SQLite is already baked into Firefox and available to Firefox itself and to extensions/addons, although not available to web page authors:

https://developer.mozilla.org/en/Storage


So reading all the comments I see that most "against" are because "Because if everyone used SQLite there would be no second implementation, which is something that is necessary for a proposed standard to become an actual standard." WTF? Do we need to implement MySQL, PGSQL or MSSQL to get a chance of having SQL in our browsers? Does that sound stupid only to me? Is Mozilla trying to follow the "success" of IE? Who pays W3C? Why do they play like the God of Web? And why can't we have both? I certainly don't want to ever use IndexedDB if I have and SQL option.


So what does this mean for browsers that support web SQL and apps that are built on it? Is it likely that Safari, Chrome, etc. will drop support for it before a viable alternative is avaliable?


It will be maintained until IndexedDB becomes viable.

Perhaps someone will write JS library that implements IndexedDB on top of WebSQL (or vice-versa).


Lets hope it stays dead, seems that we just dodged a pretty nasty bullet. IndexDB seems to also be ridiculously complex, but as wicked as most standards are anything is better than SQL.


why would you write SQL with JavaScript? don't think that JavaScript yet at a point it can run heavy GUI element, handle AJAX, maybe Video or 3D and Query a database. JavaScript likes JSON very much, so all you need is just export your data with a language like PHP in JSON format, and handle it with JavaScript.


There's enough security/privacy issues with cookies, and those are simple text strings. Imagine the issues a nefarious mind could cause with a DB.


Just imagine how scary it wouldn't be if you understood the security implications and risks of cookies compared to the lack there of for a local browser db storage....


If the SQL guys were serious about their shit they should have patch some JavaScript at the syntax level.
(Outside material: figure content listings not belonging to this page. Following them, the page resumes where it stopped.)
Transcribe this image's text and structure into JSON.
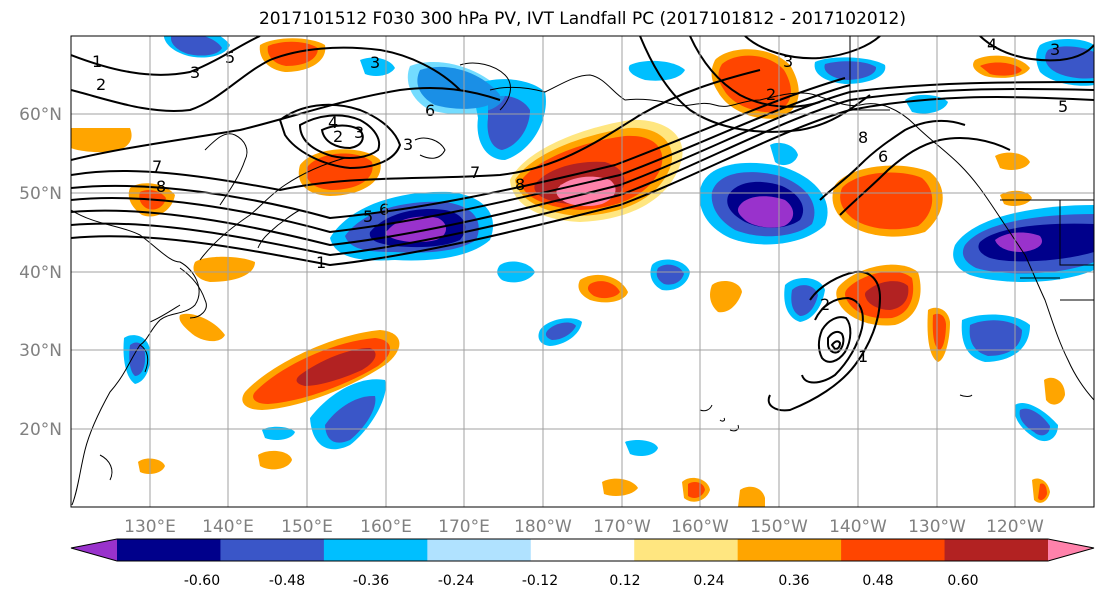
{
  "title": "2017101512 F030 300 hPa PV, IVT Landfall PC (2017101812 - 2017102012)",
  "map": {
    "projection": "equirectangular",
    "lon_range_east": [
      120,
      250
    ],
    "lat_range": [
      10,
      70
    ],
    "gridlines": true,
    "lat_ticks": [
      "20°N",
      "30°N",
      "40°N",
      "50°N",
      "60°N"
    ],
    "lon_ticks": [
      "130°E",
      "140°E",
      "150°E",
      "160°E",
      "170°E",
      "180°W",
      "170°W",
      "160°W",
      "150°W",
      "140°W",
      "130°W",
      "120°W"
    ],
    "contour_labels": [
      "1",
      "2",
      "3",
      "4",
      "5",
      "6",
      "7",
      "8"
    ]
  },
  "colorbar": {
    "colors": [
      "#9932cc",
      "#00008b",
      "#3a56c8",
      "#00bfff",
      "#b0e2ff",
      "#ffffff",
      "#ffe680",
      "#ffa500",
      "#ff4500",
      "#b22222",
      "#ff82ab"
    ],
    "tick_labels": [
      "-0.60",
      "-0.48",
      "-0.36",
      "-0.24",
      "-0.12",
      "0.12",
      "0.24",
      "0.36",
      "0.48",
      "0.60"
    ],
    "extend": "both"
  }
}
Instead they pushed/lobbied for the usual broken binding that is the very reason SQL is so contreversed: impedance mismatch.

Of course, hacking a javascript parser to introduce some SQL semantic in it is not exactly "easy"

Basically, the initiative was doomed from day one, what a waste of time...


I'm not sure what you're trying to say. SQL works quite well in just about every language there is without introducing new syntax. Are you talking about something like LINQ? Nice, but unnecessary.